Ever noticed that when there is a car accident they never describe the make of car?

Try to include it. Take a stab at milk, or cigarettes, or oil. Go for it. See it what happens in the editing room.

If you get away with it, great, you are at a small enough paper, with a low enough circulation for it to slip by. You can reach a counterculture.

But try to get it into mass circulation. Up on billboards. Front page. Full page. Full colour. Radio. TV! - or is this sounding more like advertising?

You need to pay to be heard. It's a reality we live in.


People need to spread awareness, but it is not always the best route to transmit this knowledge adequately through the earnestness of a press that is owned by their very competition,

Businesses that have a positive message to share will be safer promoting themselves through paid communication that they can control than they ever will be through an underpaid PR rep, or journalist, that rallies around the same backward companies they are up against.

1 Comments:

At 10:50 a.m., Blogger Abby said...

"Of course, it is the onus of the (newspaper) company to make sure its information is factual. It is the onus of the advertising to make that truth appealing, digestible and moved quickly into the minds of the consumer, and keep it there. That is the electric effect."

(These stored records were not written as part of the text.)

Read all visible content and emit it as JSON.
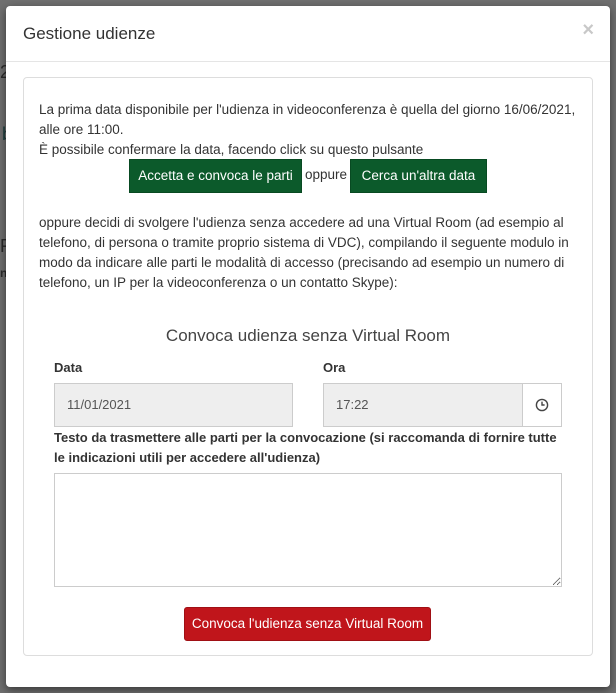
{
  "background": {
    "fragments": [
      "2",
      "b",
      "R",
      "na"
    ]
  },
  "modal": {
    "title": "Gestione udienze",
    "close_symbol": "×",
    "intro_line1": "La prima data disponibile per l'udienza in videoconferenza è quella del giorno 16/06/2021,",
    "intro_line2": "alle ore 11:00.",
    "intro_line3": "È possibile confermare la data, facendo click su questo pulsante",
    "accept_button": "Accetta e convoca le parti",
    "or_text": "oppure",
    "search_button": "Cerca un'altra data",
    "alt_line1": "oppure decidi di svolgere l'udienza senza accedere ad una Virtual Room (ad esempio al",
    "alt_line2": "telefono, di persona o tramite proprio sistema di VDC), compilando il seguente modulo in",
    "alt_line3": "modo da indicare alle parti le modalità di accesso (precisando ad esempio un numero di",
    "alt_line4": "telefono, un IP per la videoconferenza o un contatto Skype):",
    "form_title": "Convoca udienza senza Virtual Room",
    "date_label": "Data",
    "date_value": "11/01/2021",
    "time_label": "Ora",
    "time_value": "17:22",
    "message_label_line1": "Testo da trasmettere alle parti per la convocazione (si raccomanda di fornire tutte",
    "message_label_line2": "le indicazioni utili per accedere all'udienza)",
    "message_value": "",
    "submit_button": "Convoca l'udienza senza Virtual Room",
    "colors": {
      "green": "#0c5a2b",
      "red": "#c0151b",
      "overlay": "#6f6f6f"
    },
    "icons": [
      "close-icon",
      "clock-icon"
    ]
  }
}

This is the point at which I believe your argument is discredited. It's as if you're trying to say that advertising is a service to the consumer rather than to the client, which perplexes me.

I applaud your agency's approach to advertising and understand that by working only with companies that claim to have society's best interests in mind, you can sleep easier at night. And I believe that when you have an advertising exec that sleeps easier at night, you also have an advertising exect that's able to be more effective for his clients.

Keep up the good work, but be what you are, which is an agency that doesn't need to put a spin on the work it's doing. Let your competitors expend the energy needed to pretend that its messages are ethical. Yours already are.